An diesem Morgen kam ein junger Mann, ein Schäfer, hinauf zum Bergfried und wollte ein Yogi und Heiler werden. „Namaste, edler Weiser, ich bin viele Tage gelaufen um euch zu sprechen. Mein Herz brennt vor Verlangen, hier in die Lehre zu gehen, und ich spüre in mir eine tiefe Berufung, eine tiefe Sehnsucht, ein weiser Yogi und Heiler zu werden“, so begrüßte er den Alten. Der Alte tat einen Schritt auf den jungen, hochgewachsenen Mann zu und ließ seinen Blick über ihn in die Ferne von Raum und Zeit gleiten. Der junge Mann war ehrlich in seinem Verlangen, ein guter und ordentlicher Yogi und Heiler zu werden. Die Schafe im Dorf hatte er lange genug gehütet, er fühlte sich zu Höherem berufen. Es war sein Wunsch, für seine Frau und seine Kinder die bescheidenen Lebensumstände zu verbessern und selber ein anerkannter und vielleicht sogar berühmter Heiler zu werden. All dies erkannte der Alte in den Augen des Schäfers.
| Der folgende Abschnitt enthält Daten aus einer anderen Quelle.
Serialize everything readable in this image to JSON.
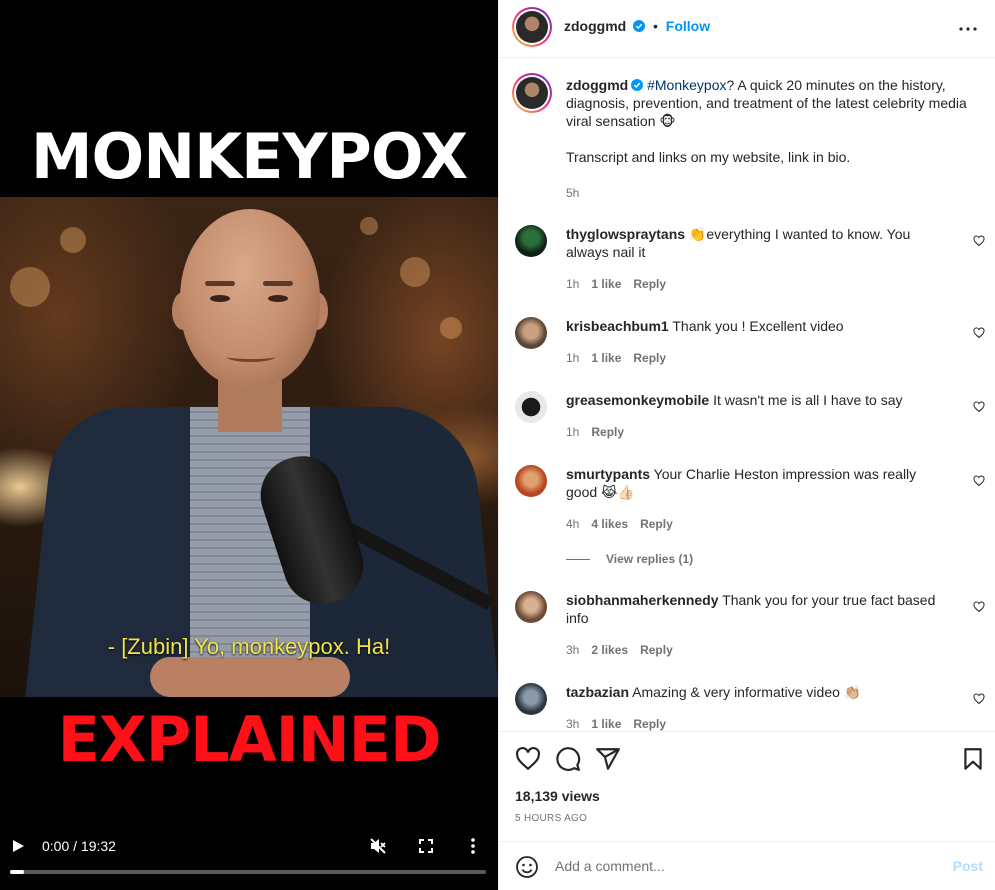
{
  "video": {
    "title_top": "MONKEYPOX",
    "title_bottom": "EXPLAINED",
    "caption": "- [Zubin] Yo, monkeypox. Ha!",
    "time": "0:00 / 19:32",
    "progress": 0.03
  },
  "header": {
    "username": "zdoggmd",
    "separator": "•",
    "follow_label": "Follow"
  },
  "caption_post": {
    "username": "zdoggmd",
    "hashtag": "#Monkeypox",
    "text": "? A quick 20 minutes on the history, diagnosis, prevention, and treatment of the latest celebrity media viral sensation 🐵",
    "text2": "Transcript and links on my website, link in bio.",
    "time": "5h"
  },
  "comments": [
    {
      "username": "thyglowspraytans",
      "text": "👏everything I wanted to know. You always nail it",
      "time": "1h",
      "likes": "1 like",
      "reply": "Reply"
    },
    {
      "username": "krisbeachbum1",
      "text": "Thank you ! Excellent video",
      "time": "1h",
      "likes": "1 like",
      "reply": "Reply"
    },
    {
      "username": "greasemonkeymobile",
      "text": "It wasn't me is all I have to say",
      "time": "1h",
      "likes": "",
      "reply": "Reply"
    },
    {
      "username": "smurtypants",
      "text": "Your Charlie Heston impression was really good 😹👍🏻",
      "time": "4h",
      "likes": "4 likes",
      "reply": "Reply"
    },
    {
      "username": "siobhanmaherkennedy",
      "text": "Thank you for your true fact based info",
      "time": "3h",
      "likes": "2 likes",
      "reply": "Reply"
    },
    {
      "username": "tazbazian",
      "text": "Amazing & very informative video 👏🏼",
      "time": "3h",
      "likes": "1 like",
      "reply": "Reply"
    }
  ],
  "view_replies": "View replies (1)",
  "stats": {
    "views": "18,139 views",
    "ago": "5 HOURS AGO"
  },
  "comment_box": {
    "placeholder": "Add a comment...",
    "post_label": "Post"
  },
  "colors": {
    "accent": "#0095f6",
    "hashtag": "#00376b",
    "muted": "#737373",
    "post_disabled": "#b3dbff",
    "title_red": "#ff1019",
    "caption_yellow": "#f3e34a"
  },
  "icons": [
    "play-icon",
    "mute-icon",
    "fullscreen-icon",
    "video-more-icon",
    "verified-icon",
    "more-icon",
    "heart-icon",
    "comment-icon",
    "share-icon",
    "bookmark-icon",
    "emoji-icon"
  ]
}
„Leg dein Bündel ab und komm herein, drinnen wartet ein heißer Tee auf dich, mein junger Freund.“
Sie traten über die Schwelle in die kleine Einsiedelei. Der Tee brodelte im Kessel. Der Alte setzte sich an den Tisch und auch der Neuankömmling nahm Platz. Während beide warteten, stürmte der Schüler des Alten in die Stube und mit ihm der […]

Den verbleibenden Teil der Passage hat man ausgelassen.